The ATA number indicates how fast your harddisk controller on the harddisk can send data to the IDE controller on the mainboard. As with all things, the slowest / weakest link decides the speed / strength. If you communicate to someone on Mars with a 100mbit ethernet card, a 300bps inter-planet link and a 100mbit network on mars, the speed will be 300bps even though you have a big fat network pipe.
Harddisk speeds are currently limited both by rotation speed and by seek times. Rotation speeds can't be avoided (you can't just speed up a harddisk, faster harddisks have lots of disadvantages and still people develop a 20krpm harddisk). You can avoid seek times. Read a full track each time, cache them, make sure you use most of those tracks - that increases the amount of data transferred per seek. Make short seeks, they're faster (since you don't have to seek far, you'll be synced sooner). In short, make sure you read locally.
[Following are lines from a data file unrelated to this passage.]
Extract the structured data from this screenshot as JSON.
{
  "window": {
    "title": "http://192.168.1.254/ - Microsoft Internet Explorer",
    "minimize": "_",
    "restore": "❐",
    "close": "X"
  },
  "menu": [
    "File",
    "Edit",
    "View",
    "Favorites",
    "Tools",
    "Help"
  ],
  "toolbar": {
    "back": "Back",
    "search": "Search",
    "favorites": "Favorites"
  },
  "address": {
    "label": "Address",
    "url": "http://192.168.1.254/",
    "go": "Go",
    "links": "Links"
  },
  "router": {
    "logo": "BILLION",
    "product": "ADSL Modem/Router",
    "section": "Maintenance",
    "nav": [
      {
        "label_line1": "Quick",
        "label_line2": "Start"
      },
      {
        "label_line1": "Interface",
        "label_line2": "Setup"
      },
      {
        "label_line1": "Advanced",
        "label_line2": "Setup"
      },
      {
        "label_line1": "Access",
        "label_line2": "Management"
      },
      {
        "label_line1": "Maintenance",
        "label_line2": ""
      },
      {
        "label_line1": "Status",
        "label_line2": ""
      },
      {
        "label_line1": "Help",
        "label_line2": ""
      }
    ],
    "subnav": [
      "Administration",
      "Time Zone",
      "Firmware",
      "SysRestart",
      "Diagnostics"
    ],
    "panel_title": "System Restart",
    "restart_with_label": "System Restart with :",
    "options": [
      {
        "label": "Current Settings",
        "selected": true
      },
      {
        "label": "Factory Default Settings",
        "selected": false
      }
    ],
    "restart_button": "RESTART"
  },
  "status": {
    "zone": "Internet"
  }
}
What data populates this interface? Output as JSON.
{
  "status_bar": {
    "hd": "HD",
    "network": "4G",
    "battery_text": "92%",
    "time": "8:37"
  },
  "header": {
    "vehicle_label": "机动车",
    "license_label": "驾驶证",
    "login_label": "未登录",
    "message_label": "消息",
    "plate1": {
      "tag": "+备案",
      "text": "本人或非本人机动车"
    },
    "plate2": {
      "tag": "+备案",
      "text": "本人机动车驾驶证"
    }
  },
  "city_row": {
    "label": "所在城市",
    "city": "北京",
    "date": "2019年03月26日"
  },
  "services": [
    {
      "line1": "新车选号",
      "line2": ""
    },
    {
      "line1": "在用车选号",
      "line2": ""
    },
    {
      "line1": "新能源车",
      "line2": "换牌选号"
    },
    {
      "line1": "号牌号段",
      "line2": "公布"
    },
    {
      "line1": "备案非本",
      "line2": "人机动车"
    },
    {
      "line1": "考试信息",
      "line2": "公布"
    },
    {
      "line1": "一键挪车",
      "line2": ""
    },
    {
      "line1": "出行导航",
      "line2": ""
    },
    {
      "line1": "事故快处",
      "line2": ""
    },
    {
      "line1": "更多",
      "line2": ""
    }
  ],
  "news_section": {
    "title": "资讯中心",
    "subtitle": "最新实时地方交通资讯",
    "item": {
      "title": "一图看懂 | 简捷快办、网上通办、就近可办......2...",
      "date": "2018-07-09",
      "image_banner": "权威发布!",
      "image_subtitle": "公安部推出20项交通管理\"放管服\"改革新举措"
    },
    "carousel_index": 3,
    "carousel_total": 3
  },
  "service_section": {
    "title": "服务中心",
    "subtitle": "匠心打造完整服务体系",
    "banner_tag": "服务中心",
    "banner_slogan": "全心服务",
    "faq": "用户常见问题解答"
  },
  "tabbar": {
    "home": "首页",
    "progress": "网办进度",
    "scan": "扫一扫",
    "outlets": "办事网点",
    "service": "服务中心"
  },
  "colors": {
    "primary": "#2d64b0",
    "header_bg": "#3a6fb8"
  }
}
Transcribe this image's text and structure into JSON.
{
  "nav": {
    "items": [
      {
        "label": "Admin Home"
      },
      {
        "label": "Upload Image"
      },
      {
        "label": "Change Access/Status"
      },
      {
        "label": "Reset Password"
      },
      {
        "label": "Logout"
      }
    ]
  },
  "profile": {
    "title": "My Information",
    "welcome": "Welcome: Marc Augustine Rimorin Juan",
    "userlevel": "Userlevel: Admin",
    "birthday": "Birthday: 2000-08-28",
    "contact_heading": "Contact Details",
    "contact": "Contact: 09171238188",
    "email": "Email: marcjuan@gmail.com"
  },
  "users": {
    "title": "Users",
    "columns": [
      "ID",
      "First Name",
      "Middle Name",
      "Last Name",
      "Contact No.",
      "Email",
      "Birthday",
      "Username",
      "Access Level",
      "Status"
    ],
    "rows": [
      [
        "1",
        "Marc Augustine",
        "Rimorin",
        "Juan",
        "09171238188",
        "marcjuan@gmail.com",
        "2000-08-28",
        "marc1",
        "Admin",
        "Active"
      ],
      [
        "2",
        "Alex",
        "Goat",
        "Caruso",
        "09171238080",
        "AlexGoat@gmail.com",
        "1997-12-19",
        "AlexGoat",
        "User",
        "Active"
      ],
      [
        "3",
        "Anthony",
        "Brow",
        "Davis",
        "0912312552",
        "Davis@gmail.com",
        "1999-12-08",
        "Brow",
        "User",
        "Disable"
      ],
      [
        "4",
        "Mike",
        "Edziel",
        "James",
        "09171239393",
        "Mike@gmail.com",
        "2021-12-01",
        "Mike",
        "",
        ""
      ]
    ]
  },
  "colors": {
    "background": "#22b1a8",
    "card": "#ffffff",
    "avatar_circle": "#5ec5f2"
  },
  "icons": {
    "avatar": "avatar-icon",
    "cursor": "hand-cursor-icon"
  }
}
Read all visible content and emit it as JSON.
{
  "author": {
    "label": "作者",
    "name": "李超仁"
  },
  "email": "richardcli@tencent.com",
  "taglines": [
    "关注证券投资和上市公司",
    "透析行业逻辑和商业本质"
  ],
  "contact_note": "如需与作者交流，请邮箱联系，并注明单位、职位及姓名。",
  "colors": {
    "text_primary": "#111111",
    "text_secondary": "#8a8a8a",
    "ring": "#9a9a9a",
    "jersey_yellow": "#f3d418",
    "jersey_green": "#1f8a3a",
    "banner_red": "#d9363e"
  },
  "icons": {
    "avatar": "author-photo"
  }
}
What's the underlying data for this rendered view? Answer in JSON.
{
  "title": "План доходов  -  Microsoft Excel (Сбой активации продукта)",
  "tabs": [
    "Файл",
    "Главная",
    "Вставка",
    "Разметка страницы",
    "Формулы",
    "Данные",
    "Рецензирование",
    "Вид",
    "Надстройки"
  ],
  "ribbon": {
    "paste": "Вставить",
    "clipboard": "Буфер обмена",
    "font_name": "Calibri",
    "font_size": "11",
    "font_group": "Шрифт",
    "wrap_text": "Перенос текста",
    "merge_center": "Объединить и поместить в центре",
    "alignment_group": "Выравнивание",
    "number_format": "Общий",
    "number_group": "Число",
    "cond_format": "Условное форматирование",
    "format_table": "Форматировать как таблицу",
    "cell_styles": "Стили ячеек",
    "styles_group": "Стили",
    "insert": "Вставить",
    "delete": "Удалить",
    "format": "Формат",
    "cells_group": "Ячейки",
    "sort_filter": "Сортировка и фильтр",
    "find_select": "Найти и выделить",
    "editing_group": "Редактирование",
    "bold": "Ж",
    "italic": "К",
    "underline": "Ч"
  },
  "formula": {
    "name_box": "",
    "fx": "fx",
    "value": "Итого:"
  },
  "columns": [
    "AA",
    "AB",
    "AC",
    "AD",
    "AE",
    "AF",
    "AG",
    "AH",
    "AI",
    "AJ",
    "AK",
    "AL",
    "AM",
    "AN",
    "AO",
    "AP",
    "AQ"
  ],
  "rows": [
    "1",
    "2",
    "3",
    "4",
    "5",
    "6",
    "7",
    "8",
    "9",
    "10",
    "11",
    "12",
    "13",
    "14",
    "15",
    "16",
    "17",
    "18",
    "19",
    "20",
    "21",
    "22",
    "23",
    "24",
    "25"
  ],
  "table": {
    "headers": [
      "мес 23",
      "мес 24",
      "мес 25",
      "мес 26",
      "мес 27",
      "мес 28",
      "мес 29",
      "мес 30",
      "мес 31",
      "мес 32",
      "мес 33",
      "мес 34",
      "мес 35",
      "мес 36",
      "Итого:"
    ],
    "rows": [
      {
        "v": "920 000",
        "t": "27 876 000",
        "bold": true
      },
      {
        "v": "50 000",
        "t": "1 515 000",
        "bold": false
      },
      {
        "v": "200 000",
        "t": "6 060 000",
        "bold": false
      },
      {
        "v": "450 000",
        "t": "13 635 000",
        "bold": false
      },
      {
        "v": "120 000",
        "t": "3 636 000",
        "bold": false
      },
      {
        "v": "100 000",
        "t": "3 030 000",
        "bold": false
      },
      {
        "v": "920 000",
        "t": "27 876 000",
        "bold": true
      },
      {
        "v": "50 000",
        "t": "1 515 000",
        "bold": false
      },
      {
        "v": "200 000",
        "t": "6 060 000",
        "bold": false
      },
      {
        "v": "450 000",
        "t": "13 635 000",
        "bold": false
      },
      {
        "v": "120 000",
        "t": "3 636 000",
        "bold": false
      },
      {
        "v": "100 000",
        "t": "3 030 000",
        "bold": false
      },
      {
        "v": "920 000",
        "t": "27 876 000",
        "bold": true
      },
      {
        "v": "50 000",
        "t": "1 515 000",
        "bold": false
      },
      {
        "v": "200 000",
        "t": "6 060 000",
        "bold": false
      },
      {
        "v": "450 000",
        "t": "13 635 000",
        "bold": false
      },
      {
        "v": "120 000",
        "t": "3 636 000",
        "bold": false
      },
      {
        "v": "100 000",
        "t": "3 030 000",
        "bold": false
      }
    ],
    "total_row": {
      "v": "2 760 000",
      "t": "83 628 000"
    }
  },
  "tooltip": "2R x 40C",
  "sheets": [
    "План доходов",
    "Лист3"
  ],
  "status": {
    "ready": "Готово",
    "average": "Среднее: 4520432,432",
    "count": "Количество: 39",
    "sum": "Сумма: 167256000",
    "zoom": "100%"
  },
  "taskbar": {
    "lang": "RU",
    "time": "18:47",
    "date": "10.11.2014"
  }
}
but the encryption won't have a "codebook"-style to it.
what do u mean whit codebook-style?
Was thinking about using SSH for a secure connection, but havent really looked in to that yet. CBC does seem to be very usefull from what i can see on Wikipedia about it.
Codebook: you take any random block and it's encoded independently from the others, so you can look it up in a "dictionary" that tells you the answer to what it is. CBC = code book chaining, which means that each block is XORed with the previous encoded block before encoding, so that you cannot look up answers (and so that continuous repetitions will look very different). Because you take the encrypted version of the block to xor and then encrypt, you will get a very different output every time.
I come back on my statement that you can't seek. Since you have the key and the previous encoded block, you can just take that block and xor it on the decode to find the actual answer. Seeking is then also possible and minimally slower than without CBC (one XOR over 32 bytes, which should not take long).
Small note on implementation, afaik most recent processors have 64-byte cache lines. If you align your data to natural boundaries (32-byte alignment that is), you'll get quite better performance (since you will only use one cache line for the data at all times, you have more cache lines - more speed, if you use them all).